Dalam ramadhan yang teramat dingin untuk penghuni pantura dan pansela kala itu ada nuansa yang membuat kita selalu tersenyum kecil. Sepulang tarawih, kita akan dibekali dengan jajanan ala kadarnya yang selalu tidak sedikit. Ada saja yang dibawa pulang anak kosan. Yang berbinar biasanya teman perempuan yang sedang tidak tarawih. Selalu jaga kosan dan disuguhi jajanan dari mushala dekat kosan.

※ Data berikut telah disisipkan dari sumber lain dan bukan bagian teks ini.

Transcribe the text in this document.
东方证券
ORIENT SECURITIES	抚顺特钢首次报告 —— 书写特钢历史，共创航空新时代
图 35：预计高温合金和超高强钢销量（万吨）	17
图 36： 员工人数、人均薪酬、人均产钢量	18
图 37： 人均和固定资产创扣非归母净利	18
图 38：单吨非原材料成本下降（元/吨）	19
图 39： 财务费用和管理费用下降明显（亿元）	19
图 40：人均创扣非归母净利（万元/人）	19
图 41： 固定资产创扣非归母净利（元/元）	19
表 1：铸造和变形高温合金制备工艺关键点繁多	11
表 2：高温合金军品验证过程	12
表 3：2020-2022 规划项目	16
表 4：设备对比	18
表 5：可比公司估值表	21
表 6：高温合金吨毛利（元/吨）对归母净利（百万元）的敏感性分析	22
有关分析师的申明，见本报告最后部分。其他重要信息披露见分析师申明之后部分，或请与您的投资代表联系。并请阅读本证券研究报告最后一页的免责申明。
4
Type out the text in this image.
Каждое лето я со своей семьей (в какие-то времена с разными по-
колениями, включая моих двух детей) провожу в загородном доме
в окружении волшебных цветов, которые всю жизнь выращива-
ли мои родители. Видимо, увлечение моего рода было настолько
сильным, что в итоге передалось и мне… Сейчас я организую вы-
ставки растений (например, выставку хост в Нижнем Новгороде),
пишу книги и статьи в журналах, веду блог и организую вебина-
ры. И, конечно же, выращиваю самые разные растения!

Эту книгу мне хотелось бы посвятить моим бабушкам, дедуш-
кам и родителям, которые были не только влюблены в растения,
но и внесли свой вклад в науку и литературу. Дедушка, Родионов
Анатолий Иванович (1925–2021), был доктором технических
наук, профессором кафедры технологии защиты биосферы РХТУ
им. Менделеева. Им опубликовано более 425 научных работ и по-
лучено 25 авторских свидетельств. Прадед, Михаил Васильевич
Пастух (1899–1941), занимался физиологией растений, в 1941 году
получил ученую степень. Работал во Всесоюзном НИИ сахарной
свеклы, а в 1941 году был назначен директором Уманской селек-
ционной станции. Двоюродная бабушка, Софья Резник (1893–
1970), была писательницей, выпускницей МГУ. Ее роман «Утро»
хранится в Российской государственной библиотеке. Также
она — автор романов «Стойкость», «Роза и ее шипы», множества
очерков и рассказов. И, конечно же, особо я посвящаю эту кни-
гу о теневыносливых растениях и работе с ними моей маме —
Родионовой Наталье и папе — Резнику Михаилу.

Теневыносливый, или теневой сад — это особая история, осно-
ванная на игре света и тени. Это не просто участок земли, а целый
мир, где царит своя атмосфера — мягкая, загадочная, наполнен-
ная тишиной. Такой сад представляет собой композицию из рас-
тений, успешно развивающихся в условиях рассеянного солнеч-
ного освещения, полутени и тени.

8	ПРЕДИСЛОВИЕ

Malam ini, di masjid dekat rumah saya juga begitu. Ada seseorang yang ingin berbagi rezeki rupanya. Dibagikannya kurma dan botol minuman ringan kepada jamaah shalat tarawih. Hal itu mengingatkan saya pada tarawih, jajan, dan dinginnya Tengaran saat Ramadhan menyambut kita disana. Tiba-tiba saya tersenyum sendiri. Mungkin karena banyak hal yang kadang terlalu naif untuk dilakukan mahasiswa semester 7.

Hey partner PPL saya,

Sudah lama sekali ya kita meninggalkan Tengaran, pun teman-teman kita yang dahulu membersamai kita. Kini satu per satu sudah menekuni profesinya masing-masing. Bagaimana dengan kita? Adakah jalan indah sudah kita tempuh, atau stuck dengan pilihan hidup yang tidak bisa kita perbaiki menggunakan akselerasi? Memang jalan kita sedikit berbeda dengan mereka. Pilihan yang kita ambil juga tidak sama dengan mereka. Tapi apakah hidup akan semenarik yang kita bayangkan andaikata kita masih berlari dalam ritme yang sama seperti dulu?

Hey partner PPL saya,

#WakeUp guy! Hidup harus dihadapi dengan sumringah seperti saat download-an anime/manga telah selesai. Hidup tidak hanya untuk berjalan sesuai kehendak kita seperti membicarakan konflik-konflik menggelikan saat kita disana. Adakalanya kita harus berjuang untuk sebuah prestasi atau setidaknya target hidup yang lumrah. Tidak ada yang dapat merubah nasib kita selain diri kita sendiri.

Hey partner PPL saya,
Terimakasih telah membersamai saya dalam kehidupan 3 bulan yang absurd. Dari keabsurdan mahasiswa semester 7 saya belajar banyak dan mendengarkan banyak hal. Banyak yang negatif tetapi jauh lebih banyak yang positif. Saya bahagia, walau rencana ke negeri jiran pada akhirnya batal. Tuhan memberikan kesempatan untuk saya belajar dari seorang teman. Tentu dalam kapasitas sebagai partner profesional dan saudara seiman.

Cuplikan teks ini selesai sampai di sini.